In response to this a wide range of higher education establishments have developed E-business courses which include server-side components and there have been evaluations of a range of the mainstream alternative platforms that can be deployed to support server applications (Sandvig, 2007).

Providing server-side facilities for students on their own machines is far more problematic than installing simpler client-side applications. Server software is more sensitive to platform variations and requires substantial expertise for configuration, management and the diagnosis and resolution of any problems.

Students cannot in general be expected to come with the necessary skills to successfully install and manage server-side software unaided. In addition, in the context of a course aimed at information technology management, students cannot be expected to be equipped with accomplished programming or software configuration skills. The consequence of these factors is that any provision of experience in server-side areas in a purely ‘at a distance’ E-learning context is extremely unusual.

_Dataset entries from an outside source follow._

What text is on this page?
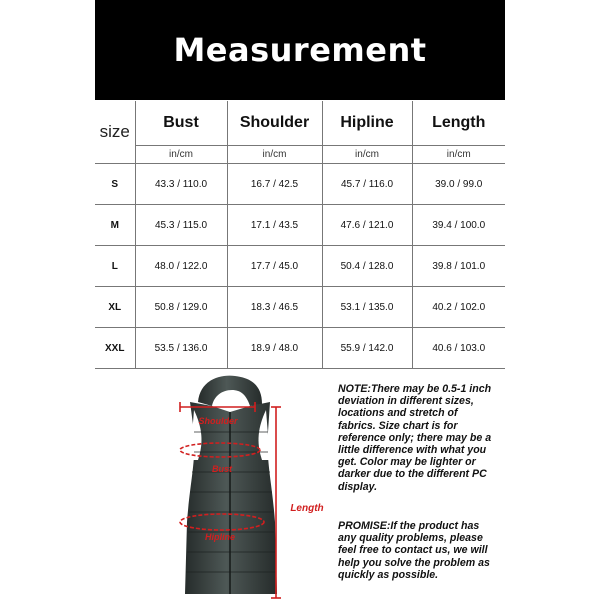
Measurement
size	Bust	Shoulder	Hipline	Length
	in/cm	in/cm	in/cm	in/cm
S	43.3 / 110.0	16.7 / 42.5	45.7 / 116.0	39.0 / 99.0
M	45.3 / 115.0	17.1 / 43.5	47.6 / 121.0	39.4 / 100.0
L	48.0 / 122.0	17.7 / 45.0	50.4 / 128.0	39.8 / 101.0
XL	50.8 / 129.0	18.3 / 46.5	53.1 / 135.0	40.2 / 102.0
XXL	53.5 / 136.0	18.9 / 48.0	55.9 / 142.0	40.6 / 103.0
Shoulder
Bust
Hipline
Length

NOTE:There may be 0.5-1 inch deviation in different sizes, locations and stretch of fabrics. Size chart is for reference only; there may be a little difference with what you get. Color may be lighter or darker due to the different PC display.

PROMISE:If the product has any quality problems, please feel free to contact us, we will help you solve the problem as quickly as possible.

There is also a need to provide a ‘level playing field’ for students and to be able to assess their work on a server-side platform. In terms of a level field it should be the case that a student should not be disadvantaged because they have some unforeseen problem installing the software against another student for whom the software installs without problem. For assessment purposes it is useful to be able to actually run, rather than rely on inspection alone, the server-side solutions which students have created and deployed. The only means by which student work can be assessed in this way, in a distance learning setting, is by providing a standard server platform onto which students can remotely deploy and test their own work.